Topic Modeling: Graphing the Results

The first topic is Travel:

Screen Shot 2015-04-01 at 1.12.09 PM


In this graph, we see an increase in travel around 1893 and the only other spike that occurs is later on in 1904, but the 1904 spike is not as high as the spike in 1893, therefore, I decided to research why that might have happened.  I found out that by the end of the 19th century, they invented a new method of transportation.  Based on the website Primary Homework Help The Victorians , “In the 1890s they could travel by motor car.”  Based on the research, I think that people decided to travel more after the invention of the motor car which explains the spike in 1893.

The second and third topics are Writing with Business:

Screen Shot 2015-04-01 at 1.12.31 PM

In this graph, I decided to compare the topics writing and business.  These topics both seem to have a spike at about the same time; Writing in 1903 and Business in 1904.  Therefore, I decided to research this further to find out why this might be.  The amount of writing words appear the most in “The Adventure of the Three Students”.  After reading the plot on the Wikipedia article, there is a lot of writing going on in the story because of the fact that it deals with students and a university.  However, it does not explain why business words showed up often, therefore, I looked at another story that was published in 1904.  Based on the Wikipedia article, business words appear pretty frequently in the story “The Adventure of the Abbey Grange” because it talks about how a man has been killed by the Randall gang.  It is interesting why these words tend to rise and fall together; it helps us understand the stories better because it will explain that the stories’ topics will be about writing or business.

The fourth topic is Detective Case:

Screen Shot 2015-04-01 at 2.25.32 PM

In this graph, we see a spike, that is higher than the other peak, in detective cases around 1891.  Then, I decided to research why this spike happened when it did.  Based on the Wikipedia article about the Whitechapel Murders, “The Whitechapel murders were committed in or near the impoverished Whitechapel district in the East End of London between 3 April 1888 and 13 February 1891.”  Based on this research, It is possible that the Jack the Ripper case influenced the amount of detecting words in the Holmes stories in 1891.

The fifth topic is Death:

Screen Shot 2015-04-01 at 2.25.47 PM

In this graph, we see a spike around 1903 regarding death and there is no other spike like that one throughout the rest of the graph.  Based on the website The Guardian, “During the 1880s and 1890s, local authorities, the LCC and the Metropolitan Public Gardens, Boulevard and Playground Association began to clean up and reopen old burial sites.”  It is possible that the actions of these authorities influenced the amount of death words in the Holmes stories based on the fact that from 1893 onward there is a steady rise in the amount of death words.  However, after the researching, I still am not able to explain the sudden peak in 1903.

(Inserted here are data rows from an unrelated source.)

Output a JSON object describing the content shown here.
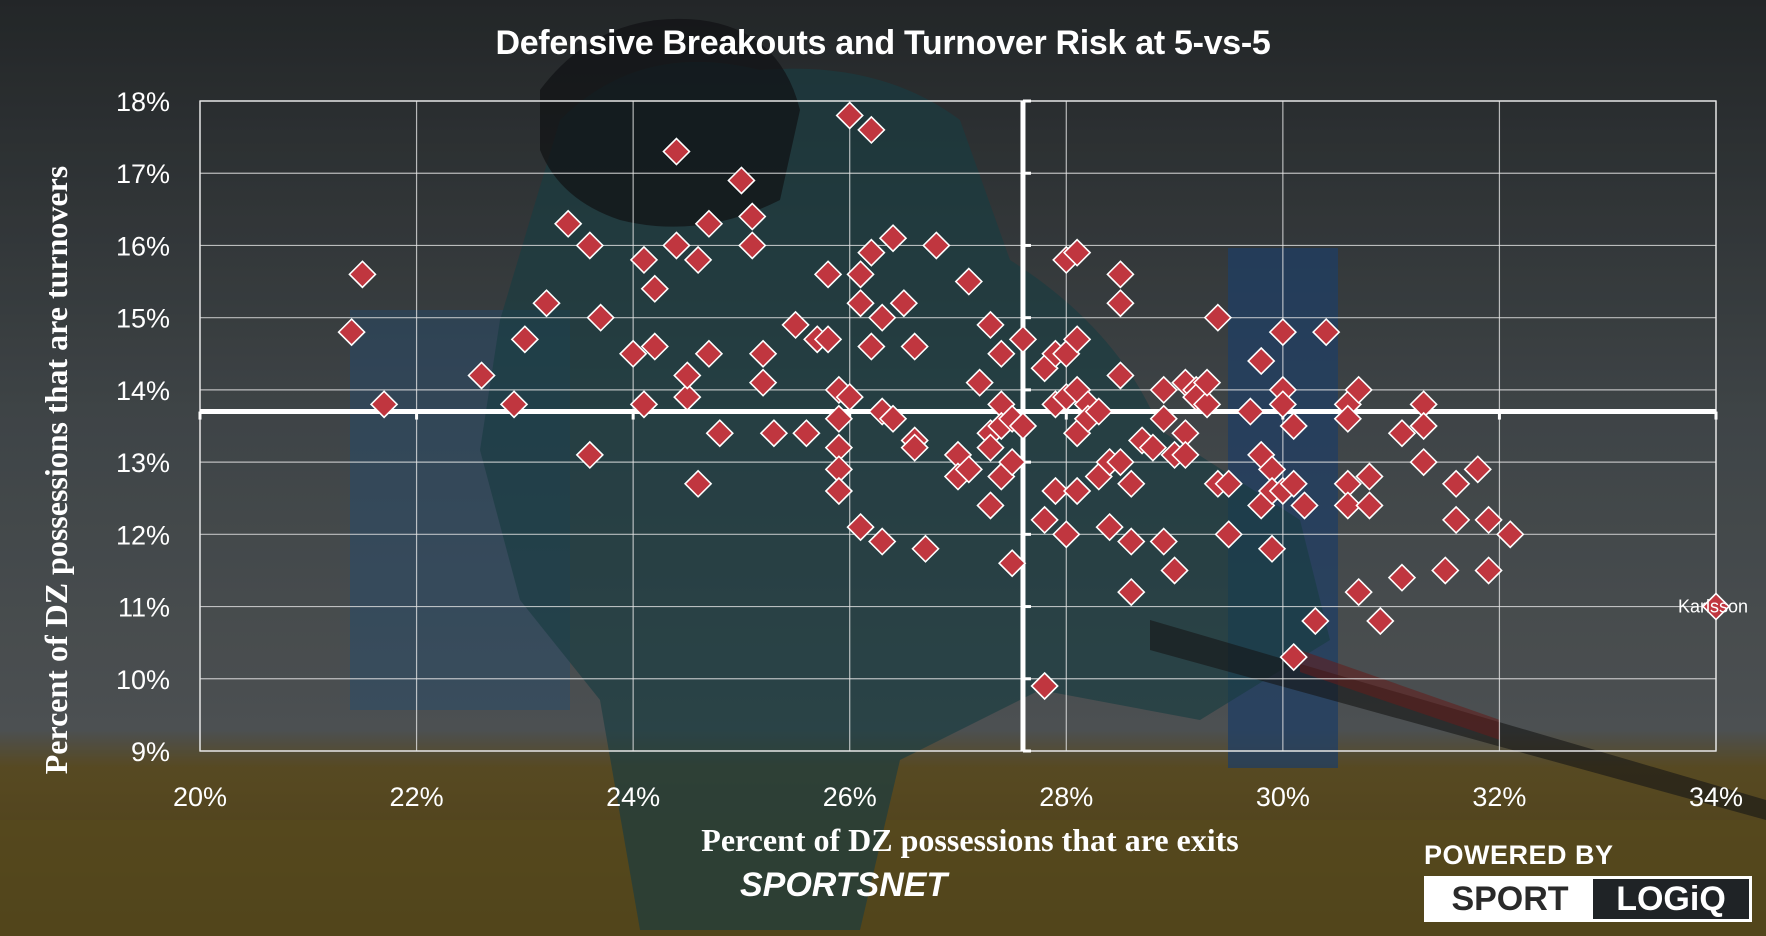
{
  "chart_data": {
    "type": "scatter",
    "title": "Defensive Breakouts and Turnover Risk at 5-vs-5",
    "xlabel": "Percent of DZ possessions that are exits",
    "ylabel": "Percent of DZ possessions that are turnovers",
    "xlim": [
      20,
      34
    ],
    "ylim": [
      9,
      18
    ],
    "x_ticks": [
      "20%",
      "22%",
      "24%",
      "26%",
      "28%",
      "30%",
      "32%",
      "34%"
    ],
    "y_ticks": [
      "9%",
      "10%",
      "11%",
      "12%",
      "13%",
      "14%",
      "15%",
      "16%",
      "17%",
      "18%"
    ],
    "grid": true,
    "reference_lines": {
      "x": 27.6,
      "y": 13.7
    },
    "marker": {
      "shape": "diamond",
      "color": "#c0363f",
      "edge": "#ffffff"
    },
    "points": [
      [
        21.4,
        14.8
      ],
      [
        21.5,
        15.6
      ],
      [
        21.7,
        13.8
      ],
      [
        22.6,
        14.2
      ],
      [
        22.9,
        13.8
      ],
      [
        23.0,
        14.7
      ],
      [
        23.2,
        15.2
      ],
      [
        23.4,
        16.3
      ],
      [
        23.6,
        16.0
      ],
      [
        23.7,
        15.0
      ],
      [
        23.6,
        13.1
      ],
      [
        24.0,
        14.5
      ],
      [
        24.1,
        15.8
      ],
      [
        24.2,
        15.4
      ],
      [
        24.1,
        13.8
      ],
      [
        24.2,
        14.6
      ],
      [
        24.4,
        16.0
      ],
      [
        24.4,
        17.3
      ],
      [
        24.5,
        13.9
      ],
      [
        24.5,
        14.2
      ],
      [
        24.6,
        15.8
      ],
      [
        24.6,
        12.7
      ],
      [
        24.7,
        16.3
      ],
      [
        24.7,
        14.5
      ],
      [
        24.8,
        13.4
      ],
      [
        25.0,
        16.9
      ],
      [
        25.1,
        16.4
      ],
      [
        25.1,
        16.0
      ],
      [
        25.2,
        14.5
      ],
      [
        25.2,
        14.1
      ],
      [
        25.3,
        13.4
      ],
      [
        25.5,
        14.9
      ],
      [
        25.6,
        13.4
      ],
      [
        25.7,
        14.7
      ],
      [
        25.8,
        15.6
      ],
      [
        25.8,
        14.7
      ],
      [
        25.9,
        14.0
      ],
      [
        25.9,
        13.6
      ],
      [
        25.9,
        13.2
      ],
      [
        25.9,
        12.9
      ],
      [
        25.9,
        12.6
      ],
      [
        26.0,
        13.9
      ],
      [
        26.0,
        17.8
      ],
      [
        26.1,
        15.6
      ],
      [
        26.1,
        15.2
      ],
      [
        26.1,
        12.1
      ],
      [
        26.2,
        17.6
      ],
      [
        26.2,
        15.9
      ],
      [
        26.2,
        14.6
      ],
      [
        26.3,
        15.0
      ],
      [
        26.3,
        13.7
      ],
      [
        26.3,
        11.9
      ],
      [
        26.4,
        16.1
      ],
      [
        26.4,
        13.6
      ],
      [
        26.5,
        15.2
      ],
      [
        26.6,
        13.3
      ],
      [
        26.6,
        13.2
      ],
      [
        26.6,
        14.6
      ],
      [
        26.7,
        11.8
      ],
      [
        26.8,
        16.0
      ],
      [
        27.0,
        13.1
      ],
      [
        27.0,
        12.8
      ],
      [
        27.1,
        15.5
      ],
      [
        27.1,
        12.9
      ],
      [
        27.2,
        14.1
      ],
      [
        27.3,
        14.9
      ],
      [
        27.3,
        13.4
      ],
      [
        27.3,
        13.2
      ],
      [
        27.3,
        12.4
      ],
      [
        27.4,
        14.5
      ],
      [
        27.4,
        13.8
      ],
      [
        27.4,
        13.5
      ],
      [
        27.4,
        12.8
      ],
      [
        27.5,
        13.6
      ],
      [
        27.5,
        13.0
      ],
      [
        27.5,
        11.6
      ],
      [
        27.6,
        14.7
      ],
      [
        27.6,
        13.5
      ],
      [
        27.8,
        9.9
      ],
      [
        27.8,
        14.3
      ],
      [
        27.8,
        12.2
      ],
      [
        27.9,
        14.5
      ],
      [
        27.9,
        13.8
      ],
      [
        27.9,
        12.6
      ],
      [
        28.0,
        15.8
      ],
      [
        28.0,
        14.5
      ],
      [
        28.0,
        13.9
      ],
      [
        28.0,
        12.0
      ],
      [
        28.1,
        15.9
      ],
      [
        28.1,
        14.7
      ],
      [
        28.1,
        14.0
      ],
      [
        28.1,
        13.4
      ],
      [
        28.1,
        12.6
      ],
      [
        28.2,
        13.8
      ],
      [
        28.2,
        13.6
      ],
      [
        28.3,
        13.7
      ],
      [
        28.3,
        12.8
      ],
      [
        28.4,
        13.0
      ],
      [
        28.4,
        12.1
      ],
      [
        28.5,
        15.6
      ],
      [
        28.5,
        15.2
      ],
      [
        28.5,
        14.2
      ],
      [
        28.5,
        13.0
      ],
      [
        28.6,
        11.9
      ],
      [
        28.6,
        12.7
      ],
      [
        28.6,
        11.2
      ],
      [
        28.7,
        13.3
      ],
      [
        28.8,
        13.2
      ],
      [
        28.9,
        14.0
      ],
      [
        28.9,
        13.6
      ],
      [
        28.9,
        11.9
      ],
      [
        29.0,
        13.1
      ],
      [
        29.0,
        11.5
      ],
      [
        29.1,
        14.1
      ],
      [
        29.1,
        13.4
      ],
      [
        29.1,
        13.1
      ],
      [
        29.2,
        14.0
      ],
      [
        29.2,
        13.9
      ],
      [
        29.3,
        13.8
      ],
      [
        29.3,
        14.1
      ],
      [
        29.4,
        15.0
      ],
      [
        29.4,
        12.7
      ],
      [
        29.5,
        12.7
      ],
      [
        29.5,
        12.0
      ],
      [
        29.7,
        13.7
      ],
      [
        29.8,
        14.4
      ],
      [
        29.8,
        13.1
      ],
      [
        29.8,
        12.4
      ],
      [
        29.9,
        11.8
      ],
      [
        29.9,
        12.9
      ],
      [
        29.9,
        12.6
      ],
      [
        30.0,
        14.8
      ],
      [
        30.0,
        14.0
      ],
      [
        30.0,
        13.8
      ],
      [
        30.0,
        12.6
      ],
      [
        30.1,
        13.5
      ],
      [
        30.1,
        12.7
      ],
      [
        30.2,
        12.4
      ],
      [
        30.1,
        10.3
      ],
      [
        30.3,
        10.8
      ],
      [
        30.4,
        14.8
      ],
      [
        30.6,
        13.8
      ],
      [
        30.6,
        13.6
      ],
      [
        30.6,
        12.7
      ],
      [
        30.6,
        12.4
      ],
      [
        30.7,
        14.0
      ],
      [
        30.7,
        11.2
      ],
      [
        30.8,
        12.8
      ],
      [
        30.8,
        12.4
      ],
      [
        30.9,
        10.8
      ],
      [
        31.1,
        13.4
      ],
      [
        31.1,
        11.4
      ],
      [
        31.3,
        13.8
      ],
      [
        31.3,
        13.5
      ],
      [
        31.3,
        13.0
      ],
      [
        31.5,
        11.5
      ],
      [
        31.6,
        12.7
      ],
      [
        31.6,
        12.2
      ],
      [
        31.8,
        12.9
      ],
      [
        31.9,
        12.2
      ],
      [
        31.9,
        11.5
      ],
      [
        32.1,
        12.0
      ],
      [
        34.0,
        11.0
      ]
    ],
    "annotations": [
      {
        "text": "Karlsson",
        "x": 34.0,
        "y": 11.0
      }
    ]
  },
  "branding": {
    "sportsnet_a": "SPORTS",
    "sportsnet_b": "NET",
    "powered_by": "POWERED BY",
    "sport": "SPORT",
    "logiq": "LOGiQ"
  }
}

The sixth and seventh topics are Time with Crime:

Screen Shot 2015-04-02 at 10.55.17 AM

In this graph, we see a spike for both time and crime in the year 1904.  Based on my research in the Wikipedia article of the story “The Adventure of Charles Augustus Milverton”, which was published in 1904, it is about the crime of blackmailing.  It explains how in order to help solve the case, Holmes visits Milverton’s Hampstead house, disguised as a plumber, in order to learn the plan of the house and Milverton’s daily routine.”  Therefore, daily routine refers to time.  Even though, it is evident that crime and time words appear in every Sherlock Holmes story.

The eight and ninth topics are Physical Description with Building:

Screen Shot 2015-04-02 at 11.06.51 AM

I decided to pair these two topics together because I wanted to see if there is a correlation between the two and also because they are both descriptions.  Based on this graph, the amount of physical descriptive words and building words tend to rise and fall together.  Except in the year 1904, the amount of building words increases and the amount of physical description words is not as high.  Then, after 1905 they do the complete opposite of each other; when the amount of building words rise, the amount of psychical description words fall or vice versa.  It’s possible that this kind of correlation tells us  that either the story will have more building words or that the story will have more physical description words.

The tenth topic is Emotion:

Screen Shot 2015-04-02 at 11.19.53 AM

In this graph, we see that there is a spike in the following years where emotion words show up most frequently, 1893, 1904, 1913, and 1924.  I have come to the conclusion that the stories that were published in these years all contained woman characters, based on the Wikipedia articles, “The Adventure of the Cardboard Box”, “The Adventure of Charles Augustus Milverton”“The Adventure of the Sussex Vampire”, and the bubble news article.  Based on the fact that they all contained woman characters, It’s possible that the amount of emotion words increased during these times because in Victorian times women were not considered equal based on the Wikipedia article.  This helps us understand the stories better because we can connect them to how the past really was.